On the heels of writing at least three articles within the past two months on the M&A freezy, today we see yet another exciting deal. This one, the pharmaceuticals company Sanofi-Aventis (SNY) has agreed to pay $4 billion in cash to U.S. drugmaker Merck & Co. Inc. (MRK) for its share in the two companies' animal health joint venture Merial.

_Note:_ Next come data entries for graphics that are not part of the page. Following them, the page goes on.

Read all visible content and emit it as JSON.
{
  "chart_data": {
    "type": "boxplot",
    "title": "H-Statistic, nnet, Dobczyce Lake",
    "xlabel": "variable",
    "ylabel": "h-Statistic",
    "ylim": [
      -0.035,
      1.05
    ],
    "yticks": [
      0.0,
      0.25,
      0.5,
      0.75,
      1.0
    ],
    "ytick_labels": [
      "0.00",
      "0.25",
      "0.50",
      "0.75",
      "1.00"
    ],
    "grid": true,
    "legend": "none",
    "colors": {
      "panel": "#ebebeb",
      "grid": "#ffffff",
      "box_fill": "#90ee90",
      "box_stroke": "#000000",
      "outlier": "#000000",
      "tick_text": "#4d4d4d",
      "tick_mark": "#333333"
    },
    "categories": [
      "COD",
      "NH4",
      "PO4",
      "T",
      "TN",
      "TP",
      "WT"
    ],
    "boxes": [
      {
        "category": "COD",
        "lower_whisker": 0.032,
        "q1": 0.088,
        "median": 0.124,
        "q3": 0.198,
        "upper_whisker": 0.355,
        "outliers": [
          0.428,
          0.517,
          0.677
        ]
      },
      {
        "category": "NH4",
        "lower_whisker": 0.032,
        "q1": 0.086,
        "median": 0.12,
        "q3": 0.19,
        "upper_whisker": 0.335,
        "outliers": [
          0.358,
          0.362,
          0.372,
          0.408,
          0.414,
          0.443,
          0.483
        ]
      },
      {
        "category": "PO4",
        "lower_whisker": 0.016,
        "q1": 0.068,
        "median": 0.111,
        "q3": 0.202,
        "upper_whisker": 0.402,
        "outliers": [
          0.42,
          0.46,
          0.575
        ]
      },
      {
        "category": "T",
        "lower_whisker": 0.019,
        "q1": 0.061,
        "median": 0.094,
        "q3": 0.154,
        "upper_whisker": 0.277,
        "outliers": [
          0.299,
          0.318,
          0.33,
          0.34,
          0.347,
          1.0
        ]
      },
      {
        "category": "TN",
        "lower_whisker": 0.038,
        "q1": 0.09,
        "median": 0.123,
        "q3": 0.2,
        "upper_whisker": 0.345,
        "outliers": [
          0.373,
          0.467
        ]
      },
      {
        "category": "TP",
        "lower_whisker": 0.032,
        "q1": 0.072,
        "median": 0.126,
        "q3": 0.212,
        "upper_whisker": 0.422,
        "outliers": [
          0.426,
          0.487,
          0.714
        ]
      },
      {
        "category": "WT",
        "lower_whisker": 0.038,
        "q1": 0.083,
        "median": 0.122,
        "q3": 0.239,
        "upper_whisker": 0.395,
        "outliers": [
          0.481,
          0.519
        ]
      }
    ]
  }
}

Sanofi-Aventis will own all of Merial, a joint venture it set up with Merck in 1997, following completion of the deal, expected in the fourth quarter. Once Merck and Schering-Plough complete their merger, Sanofi-Aventis has the option of combining Merial with Schering-Plough's animal health business in a joint venture owned by Sanofi-Aventis and the new Merck, the companies. Schering-Plough (SGP) sells more than 15 animal medicine products, including antibiotics, fertility treatments and a number of vaccines for livestock; de-worming treatments for multiple animals; vaccines and treatments for ear infections and diabetes for dogs and cats, and the HomeAgain pet recovery system. The unit had sales of $630 million in the first quarter.

The potential combination would create a new leader in this $19 billion global animal health market. Merial sells some popular pet medicines -- flea-and-tick blocker Frontline and chewable heartworm preventer Heartgard -- plus Ivomec, which kills parasites in hogs and cattle. The venture had $684 million in first-quarter sales.